About 35 Gigabytes of information can be recorded each day from the giant radio telescope.
Most of the SETI (which stands for Search
for Extra Terrestrial Intelligence) research projects in the past used
large computers which analyse data in real time. However, this does
not enable the computers to examine the information in any great depth
to tease out the very weakest signals, nor to look for any great range
of signal types.
This is where your computer comes in. The SETI screensaver is an example of distributed computing. Rather than have a huge supercomputer spend literally thousands of years continuosly processing data, the work is spread out over a large amount of computers. In the case of SETI@home, this amounts to tens of thousands of computers. The work is then done at times when each individual computer wouldn't normally be doing anything at all. Instead of wasting time sitting there doing nothing whilst you are away from your computer, the
SETI screensaver ploughs away at billions of calcuations in the attempt
to find radio signals will indicate the presence of alien intelligence
Along with thousands of others, your computer uses the free SETI at home screensaver to help, in the detailled sifting through the SETI data to try to find alien life. SETI@home performs
one of the most detailled and finely tuned searches ever done - signals
as narrow as 0.07 Hz are analyzed. The aim is to identify patterns
of extra terrestrial signals which have some kind of artificial pattern,
rather than the "random" background cosmic radiation.

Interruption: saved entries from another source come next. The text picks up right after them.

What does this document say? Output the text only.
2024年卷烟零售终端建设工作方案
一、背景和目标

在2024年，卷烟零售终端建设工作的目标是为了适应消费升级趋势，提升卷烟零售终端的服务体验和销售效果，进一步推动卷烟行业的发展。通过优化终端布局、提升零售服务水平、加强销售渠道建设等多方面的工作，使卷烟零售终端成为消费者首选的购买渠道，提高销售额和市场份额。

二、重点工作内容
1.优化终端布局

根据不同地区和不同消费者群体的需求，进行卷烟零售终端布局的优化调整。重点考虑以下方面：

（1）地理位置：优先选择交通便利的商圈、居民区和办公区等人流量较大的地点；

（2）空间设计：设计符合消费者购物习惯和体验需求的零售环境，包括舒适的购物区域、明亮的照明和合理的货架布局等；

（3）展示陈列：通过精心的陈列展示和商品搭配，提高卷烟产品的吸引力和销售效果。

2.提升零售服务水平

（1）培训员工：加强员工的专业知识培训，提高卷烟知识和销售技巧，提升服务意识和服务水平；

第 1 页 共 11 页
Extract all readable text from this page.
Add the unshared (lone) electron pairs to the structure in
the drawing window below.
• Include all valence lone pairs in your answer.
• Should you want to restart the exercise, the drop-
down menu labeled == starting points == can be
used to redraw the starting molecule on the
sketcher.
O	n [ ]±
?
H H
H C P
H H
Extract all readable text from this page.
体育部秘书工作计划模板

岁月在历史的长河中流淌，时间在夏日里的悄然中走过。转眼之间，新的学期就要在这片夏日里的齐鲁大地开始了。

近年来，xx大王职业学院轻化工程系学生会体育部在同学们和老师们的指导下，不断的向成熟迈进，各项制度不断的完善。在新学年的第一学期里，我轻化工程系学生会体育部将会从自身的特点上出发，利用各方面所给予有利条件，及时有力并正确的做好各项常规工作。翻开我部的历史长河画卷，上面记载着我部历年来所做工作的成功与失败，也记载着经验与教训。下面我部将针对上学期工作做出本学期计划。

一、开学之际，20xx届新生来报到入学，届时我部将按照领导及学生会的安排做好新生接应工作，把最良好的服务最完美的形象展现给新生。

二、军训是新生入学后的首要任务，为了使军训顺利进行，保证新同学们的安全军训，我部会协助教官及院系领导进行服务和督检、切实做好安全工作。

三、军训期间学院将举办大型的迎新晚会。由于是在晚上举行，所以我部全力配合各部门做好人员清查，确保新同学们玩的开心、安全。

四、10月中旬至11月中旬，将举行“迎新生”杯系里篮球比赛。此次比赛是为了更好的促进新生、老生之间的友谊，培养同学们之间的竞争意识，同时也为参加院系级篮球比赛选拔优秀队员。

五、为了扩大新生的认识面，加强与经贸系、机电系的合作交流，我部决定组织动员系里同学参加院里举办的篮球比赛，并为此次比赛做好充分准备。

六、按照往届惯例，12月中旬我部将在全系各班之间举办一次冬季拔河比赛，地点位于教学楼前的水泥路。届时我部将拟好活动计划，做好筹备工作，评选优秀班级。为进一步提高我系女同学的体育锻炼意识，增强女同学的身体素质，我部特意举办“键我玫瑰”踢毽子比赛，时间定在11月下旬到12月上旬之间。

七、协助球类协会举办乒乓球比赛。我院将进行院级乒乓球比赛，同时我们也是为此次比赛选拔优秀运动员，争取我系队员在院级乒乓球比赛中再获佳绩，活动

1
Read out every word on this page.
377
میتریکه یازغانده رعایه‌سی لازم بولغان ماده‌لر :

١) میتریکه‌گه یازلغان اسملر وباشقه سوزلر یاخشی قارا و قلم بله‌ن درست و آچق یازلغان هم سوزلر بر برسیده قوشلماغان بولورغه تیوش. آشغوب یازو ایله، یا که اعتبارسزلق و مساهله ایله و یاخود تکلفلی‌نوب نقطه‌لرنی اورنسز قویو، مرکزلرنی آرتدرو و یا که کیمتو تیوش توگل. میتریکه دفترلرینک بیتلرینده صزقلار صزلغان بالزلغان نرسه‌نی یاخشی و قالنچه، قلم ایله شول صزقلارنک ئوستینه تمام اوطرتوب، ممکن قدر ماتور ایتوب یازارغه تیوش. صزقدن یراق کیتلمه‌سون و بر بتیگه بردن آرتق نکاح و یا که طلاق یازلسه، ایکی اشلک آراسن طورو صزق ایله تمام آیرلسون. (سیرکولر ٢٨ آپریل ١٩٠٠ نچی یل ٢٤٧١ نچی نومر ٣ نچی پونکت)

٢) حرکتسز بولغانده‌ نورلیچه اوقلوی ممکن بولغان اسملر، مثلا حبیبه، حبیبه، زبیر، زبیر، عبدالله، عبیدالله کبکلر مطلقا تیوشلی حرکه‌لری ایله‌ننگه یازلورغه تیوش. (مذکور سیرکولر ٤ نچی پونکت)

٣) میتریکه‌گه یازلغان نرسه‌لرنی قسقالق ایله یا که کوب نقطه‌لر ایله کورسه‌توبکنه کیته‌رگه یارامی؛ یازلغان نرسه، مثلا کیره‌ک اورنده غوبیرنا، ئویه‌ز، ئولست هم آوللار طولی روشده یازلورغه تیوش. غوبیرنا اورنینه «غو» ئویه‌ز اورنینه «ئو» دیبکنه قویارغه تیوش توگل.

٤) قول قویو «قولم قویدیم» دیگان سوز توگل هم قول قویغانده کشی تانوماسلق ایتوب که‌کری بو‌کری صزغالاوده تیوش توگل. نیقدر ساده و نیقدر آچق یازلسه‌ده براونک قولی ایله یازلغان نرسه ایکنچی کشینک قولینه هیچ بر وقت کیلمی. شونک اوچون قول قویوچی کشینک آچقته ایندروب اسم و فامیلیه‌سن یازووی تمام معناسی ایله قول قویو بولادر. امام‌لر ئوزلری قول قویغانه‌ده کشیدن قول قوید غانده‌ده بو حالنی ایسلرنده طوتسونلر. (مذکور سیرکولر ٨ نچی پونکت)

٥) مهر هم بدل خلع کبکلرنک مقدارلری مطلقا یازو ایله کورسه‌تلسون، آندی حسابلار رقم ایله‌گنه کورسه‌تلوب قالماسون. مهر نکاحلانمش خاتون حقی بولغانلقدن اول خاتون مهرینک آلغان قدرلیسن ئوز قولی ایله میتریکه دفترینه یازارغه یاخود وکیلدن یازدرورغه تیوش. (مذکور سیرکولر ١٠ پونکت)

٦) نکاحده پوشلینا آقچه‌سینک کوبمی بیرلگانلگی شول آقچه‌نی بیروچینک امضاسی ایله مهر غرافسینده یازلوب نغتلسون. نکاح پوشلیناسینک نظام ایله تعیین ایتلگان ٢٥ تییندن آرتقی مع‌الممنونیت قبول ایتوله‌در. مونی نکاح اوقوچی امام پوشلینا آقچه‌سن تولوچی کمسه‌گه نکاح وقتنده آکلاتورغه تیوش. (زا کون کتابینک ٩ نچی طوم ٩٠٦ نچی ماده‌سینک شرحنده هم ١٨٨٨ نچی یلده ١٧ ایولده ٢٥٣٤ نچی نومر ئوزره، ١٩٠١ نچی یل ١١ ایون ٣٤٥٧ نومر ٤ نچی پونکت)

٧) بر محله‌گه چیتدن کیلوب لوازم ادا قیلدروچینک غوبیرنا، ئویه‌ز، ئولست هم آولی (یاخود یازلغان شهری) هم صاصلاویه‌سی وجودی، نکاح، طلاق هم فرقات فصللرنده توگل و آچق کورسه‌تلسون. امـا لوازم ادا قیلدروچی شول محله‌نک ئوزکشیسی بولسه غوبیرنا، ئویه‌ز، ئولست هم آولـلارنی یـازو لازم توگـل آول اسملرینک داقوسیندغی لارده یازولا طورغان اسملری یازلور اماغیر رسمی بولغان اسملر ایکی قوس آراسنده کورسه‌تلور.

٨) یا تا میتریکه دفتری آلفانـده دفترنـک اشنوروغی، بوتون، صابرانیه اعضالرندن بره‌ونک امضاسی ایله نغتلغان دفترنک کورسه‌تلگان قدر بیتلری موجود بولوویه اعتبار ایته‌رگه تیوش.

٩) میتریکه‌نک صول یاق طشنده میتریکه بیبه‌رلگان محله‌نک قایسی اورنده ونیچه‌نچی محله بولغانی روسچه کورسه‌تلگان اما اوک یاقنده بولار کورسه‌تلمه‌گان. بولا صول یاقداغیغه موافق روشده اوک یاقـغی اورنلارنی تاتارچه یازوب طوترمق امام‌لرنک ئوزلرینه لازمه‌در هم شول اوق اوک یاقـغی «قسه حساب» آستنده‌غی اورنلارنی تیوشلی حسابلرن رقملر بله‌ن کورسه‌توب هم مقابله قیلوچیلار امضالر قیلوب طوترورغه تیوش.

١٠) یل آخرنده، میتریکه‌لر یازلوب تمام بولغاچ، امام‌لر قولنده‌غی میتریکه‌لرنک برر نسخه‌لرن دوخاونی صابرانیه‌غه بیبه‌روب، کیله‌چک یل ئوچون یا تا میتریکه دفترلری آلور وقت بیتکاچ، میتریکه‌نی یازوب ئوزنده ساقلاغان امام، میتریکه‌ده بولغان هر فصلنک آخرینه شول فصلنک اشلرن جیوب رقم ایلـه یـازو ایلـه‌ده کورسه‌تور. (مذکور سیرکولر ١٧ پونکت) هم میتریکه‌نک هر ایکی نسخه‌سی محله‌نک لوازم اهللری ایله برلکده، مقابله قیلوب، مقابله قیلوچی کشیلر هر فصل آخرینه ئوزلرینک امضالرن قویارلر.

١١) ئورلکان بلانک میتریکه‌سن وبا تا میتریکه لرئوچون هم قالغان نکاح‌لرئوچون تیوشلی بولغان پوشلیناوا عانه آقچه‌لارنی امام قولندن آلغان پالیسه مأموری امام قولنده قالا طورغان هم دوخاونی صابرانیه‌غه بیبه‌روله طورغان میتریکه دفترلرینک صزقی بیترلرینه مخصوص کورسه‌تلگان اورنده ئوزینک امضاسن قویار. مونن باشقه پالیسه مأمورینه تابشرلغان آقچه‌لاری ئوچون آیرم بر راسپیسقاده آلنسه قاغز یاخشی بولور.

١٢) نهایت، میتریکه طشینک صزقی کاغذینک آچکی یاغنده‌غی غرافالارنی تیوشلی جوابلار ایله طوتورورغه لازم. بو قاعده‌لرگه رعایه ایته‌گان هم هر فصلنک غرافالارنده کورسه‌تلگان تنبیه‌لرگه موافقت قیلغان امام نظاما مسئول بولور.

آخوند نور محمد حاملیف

The information from the Aricebo telescope
is broken down into manageable chunks or "work units" of around 340Kb.
Each time your computer has completed the analysis of a work unit and needs
another unit to process, the SETI@home program will indicate to you that
it needs to connect to the internet (if you have a dial-up connection. You can also use a setting within the SETI software which will enable your computer to connect automatically if you wish). ADSL broadband users are always connected anyway. The online time taken to send
the results of your analysis to SETI@home's Berkeley headquarters in California
and to download the next work unit is less than 5 minutes with most dial-up modems, and normally less than a minute with ADSL broadband.